The cultural divisions between public power and personal life that developed in the nineteenth-century rethinking of the politics of politeness underlie some central elements of modern thinking about freedom: free markets, privacy, and civil society. Yet the pervasiveness of these views has made it hard to see their roots in eighteenth-century thinking that saw governments and gentility as intimately linked. Paradoxically, the strongest evidence for the influence of the politics of politeness may be our continuing inability to recognize the eighteenth-century connections between society and government that made possible their later separation.
PART I
ATTACKING AUTHORITARIANISM
CHAPTER 1
The Rages of Francis Nicholson
Three years later, the conversations seemed more ominous than they had at the time. The first was in December 1698, on the day Francis Nicholson again became governor of Virginia. After six years of what he considered exile in Maryland, he should have been elated. Instead Nicholson was troubled by letters he had received from his English supporters. Each counseled him to be “moderate.” The new governor showed the correspondence to his closest ally, William and Mary College president James Blair. “What the Devil,” Nicholson asked, did “they [mean] to recommend moderacon to him.” Knowing the governor’s hot temper, Blair suggested that they had a point. Nicholson would have none of it. “If I had not hampered th’m in Maryland & kept them under I should never have been able to have governed them,” he told Blair: “G—, I know better to Govern Virginia & Maryland than all y’e Bishops in England.”1
Blair felt uneasy about the conversation. When the issue came up again six weeks later, he again noted the importance of a civil manner. Nicholson replied that he knew how to deal with discontented assemblies. He could even do without them. When the president refused to back down, Nicholson commanded him “in a great passion” never to speak with him about government again.2
The dispute was surprising. The two men had enjoyed a long and fruitful political partnership. While governing Virginia from 1690 to 1692, Nicholson had helped Blair obtain the charter for what became the College of William and Mary and backed him as its first president. But Nicholson was forced to accept a lesser post as lieutenant governor of Maryland. Even after becoming governor two years later, he still dreamed of returning to Virginia. In 1697, Blair, financed by Nicholson, traveled to London to lobby for his return, a trip that led to Nicholson regaining the post. Even after the arguments that marred the governor’s return, the two remained close allies, working together in such matters as moving the colony’s capital to what became Williamsburg.

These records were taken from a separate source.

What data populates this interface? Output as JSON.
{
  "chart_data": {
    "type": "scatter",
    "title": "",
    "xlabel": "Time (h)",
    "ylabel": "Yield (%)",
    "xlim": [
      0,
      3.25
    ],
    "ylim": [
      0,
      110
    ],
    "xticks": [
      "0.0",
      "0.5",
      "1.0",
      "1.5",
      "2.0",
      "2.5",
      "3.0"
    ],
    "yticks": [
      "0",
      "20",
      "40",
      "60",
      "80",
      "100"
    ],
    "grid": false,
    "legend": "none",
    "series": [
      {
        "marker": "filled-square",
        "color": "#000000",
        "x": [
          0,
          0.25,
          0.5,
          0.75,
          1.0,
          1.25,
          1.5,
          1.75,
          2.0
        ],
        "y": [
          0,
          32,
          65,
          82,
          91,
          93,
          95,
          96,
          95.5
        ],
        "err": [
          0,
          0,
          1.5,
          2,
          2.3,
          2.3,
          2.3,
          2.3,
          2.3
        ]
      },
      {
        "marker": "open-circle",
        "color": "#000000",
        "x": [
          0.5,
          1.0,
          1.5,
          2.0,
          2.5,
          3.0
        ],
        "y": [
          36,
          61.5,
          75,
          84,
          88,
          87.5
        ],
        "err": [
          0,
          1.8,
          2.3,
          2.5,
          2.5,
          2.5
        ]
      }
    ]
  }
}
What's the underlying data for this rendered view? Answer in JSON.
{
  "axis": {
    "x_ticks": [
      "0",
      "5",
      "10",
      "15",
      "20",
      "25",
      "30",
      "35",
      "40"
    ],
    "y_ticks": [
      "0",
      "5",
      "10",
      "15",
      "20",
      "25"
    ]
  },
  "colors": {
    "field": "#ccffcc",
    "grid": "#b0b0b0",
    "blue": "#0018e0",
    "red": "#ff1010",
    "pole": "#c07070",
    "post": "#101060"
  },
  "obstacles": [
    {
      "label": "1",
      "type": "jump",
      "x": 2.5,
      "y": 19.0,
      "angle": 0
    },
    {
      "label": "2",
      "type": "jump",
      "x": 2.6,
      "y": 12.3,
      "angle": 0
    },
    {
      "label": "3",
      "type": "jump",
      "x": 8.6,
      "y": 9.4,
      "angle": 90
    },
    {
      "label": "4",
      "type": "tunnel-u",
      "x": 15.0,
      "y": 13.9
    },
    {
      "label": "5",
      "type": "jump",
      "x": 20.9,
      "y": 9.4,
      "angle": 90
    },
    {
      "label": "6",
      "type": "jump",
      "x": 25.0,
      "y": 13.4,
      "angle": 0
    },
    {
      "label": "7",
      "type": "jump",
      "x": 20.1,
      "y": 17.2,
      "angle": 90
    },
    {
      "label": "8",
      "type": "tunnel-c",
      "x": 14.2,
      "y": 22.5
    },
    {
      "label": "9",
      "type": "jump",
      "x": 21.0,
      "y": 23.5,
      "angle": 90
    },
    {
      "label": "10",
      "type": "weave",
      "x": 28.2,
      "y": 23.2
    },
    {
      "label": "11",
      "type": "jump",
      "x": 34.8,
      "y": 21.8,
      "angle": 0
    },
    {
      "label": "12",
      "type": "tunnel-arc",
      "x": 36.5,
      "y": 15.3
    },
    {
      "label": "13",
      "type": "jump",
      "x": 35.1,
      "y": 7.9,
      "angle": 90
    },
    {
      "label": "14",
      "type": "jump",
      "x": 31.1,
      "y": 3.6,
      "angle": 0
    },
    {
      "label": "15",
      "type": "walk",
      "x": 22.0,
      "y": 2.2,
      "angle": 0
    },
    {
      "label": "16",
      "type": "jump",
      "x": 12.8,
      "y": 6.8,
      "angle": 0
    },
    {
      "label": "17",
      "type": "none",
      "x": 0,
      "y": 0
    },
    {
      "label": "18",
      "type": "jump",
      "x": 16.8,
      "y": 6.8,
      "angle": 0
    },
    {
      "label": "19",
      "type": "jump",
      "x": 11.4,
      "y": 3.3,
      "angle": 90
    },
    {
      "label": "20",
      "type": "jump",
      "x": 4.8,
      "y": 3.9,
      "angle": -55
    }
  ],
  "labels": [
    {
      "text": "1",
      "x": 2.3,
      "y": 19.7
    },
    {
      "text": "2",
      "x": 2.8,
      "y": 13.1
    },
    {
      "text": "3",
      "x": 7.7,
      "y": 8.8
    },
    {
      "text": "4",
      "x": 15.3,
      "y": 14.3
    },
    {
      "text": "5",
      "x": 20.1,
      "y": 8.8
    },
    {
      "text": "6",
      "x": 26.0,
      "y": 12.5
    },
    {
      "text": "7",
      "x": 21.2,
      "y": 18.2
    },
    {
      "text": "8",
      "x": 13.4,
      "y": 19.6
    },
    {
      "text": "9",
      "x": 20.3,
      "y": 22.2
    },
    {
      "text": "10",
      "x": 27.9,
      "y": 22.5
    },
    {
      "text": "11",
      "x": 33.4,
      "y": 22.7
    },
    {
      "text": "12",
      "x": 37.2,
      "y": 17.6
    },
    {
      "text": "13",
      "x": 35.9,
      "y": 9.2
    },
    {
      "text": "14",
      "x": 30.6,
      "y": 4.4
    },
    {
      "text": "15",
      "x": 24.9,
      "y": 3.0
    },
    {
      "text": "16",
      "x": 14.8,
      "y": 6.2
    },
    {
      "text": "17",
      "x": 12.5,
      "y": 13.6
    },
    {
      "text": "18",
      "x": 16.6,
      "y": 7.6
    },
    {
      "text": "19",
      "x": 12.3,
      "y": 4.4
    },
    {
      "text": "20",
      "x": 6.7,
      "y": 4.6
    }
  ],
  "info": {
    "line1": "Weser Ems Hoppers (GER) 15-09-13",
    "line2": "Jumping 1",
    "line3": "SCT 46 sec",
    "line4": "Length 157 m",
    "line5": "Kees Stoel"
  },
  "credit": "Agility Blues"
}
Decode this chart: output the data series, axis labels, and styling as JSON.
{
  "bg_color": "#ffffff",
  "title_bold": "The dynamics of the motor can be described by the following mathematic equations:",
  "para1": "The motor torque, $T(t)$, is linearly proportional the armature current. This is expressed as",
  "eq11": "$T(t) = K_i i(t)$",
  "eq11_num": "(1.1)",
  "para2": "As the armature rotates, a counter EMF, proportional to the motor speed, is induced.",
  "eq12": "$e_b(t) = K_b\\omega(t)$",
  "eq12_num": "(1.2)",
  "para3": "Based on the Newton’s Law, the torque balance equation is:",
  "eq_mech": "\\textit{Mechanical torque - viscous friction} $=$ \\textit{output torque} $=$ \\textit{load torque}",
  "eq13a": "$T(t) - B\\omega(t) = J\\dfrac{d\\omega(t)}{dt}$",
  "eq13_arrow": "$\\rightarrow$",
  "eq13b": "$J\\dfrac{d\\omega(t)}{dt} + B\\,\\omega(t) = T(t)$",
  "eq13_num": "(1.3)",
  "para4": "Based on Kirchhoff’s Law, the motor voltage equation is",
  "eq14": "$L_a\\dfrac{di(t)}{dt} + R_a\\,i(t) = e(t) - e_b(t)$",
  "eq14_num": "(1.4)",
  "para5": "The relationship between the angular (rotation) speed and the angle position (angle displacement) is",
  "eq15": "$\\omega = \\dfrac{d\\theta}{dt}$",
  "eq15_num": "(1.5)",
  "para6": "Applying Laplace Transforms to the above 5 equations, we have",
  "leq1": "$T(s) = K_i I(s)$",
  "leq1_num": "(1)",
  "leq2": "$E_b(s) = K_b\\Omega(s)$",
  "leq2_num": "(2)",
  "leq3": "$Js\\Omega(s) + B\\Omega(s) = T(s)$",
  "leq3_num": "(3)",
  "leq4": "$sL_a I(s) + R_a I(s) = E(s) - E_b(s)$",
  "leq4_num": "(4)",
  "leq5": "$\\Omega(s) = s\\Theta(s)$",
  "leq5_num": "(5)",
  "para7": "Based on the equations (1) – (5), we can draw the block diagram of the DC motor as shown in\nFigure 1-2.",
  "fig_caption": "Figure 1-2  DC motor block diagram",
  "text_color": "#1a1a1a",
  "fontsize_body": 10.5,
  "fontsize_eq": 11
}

Figure 2. James Blair (1705). Blair had this portrait painted in England while he was lobbying to have his former ally Francis Nicholson removed as governor in 1705. Soon to turn fifty, Blair had by then been president of the College of William and Mary for a dozen years. John Hargrave, English, Active 1693–c. 1719, Portrait of James Blair (c. 1655–1743), 4/1705. Gift of Mrs. Mary M. Peachy, 1829.001, Muscarelle Museum of Art at the College of William & Mary in Virginia.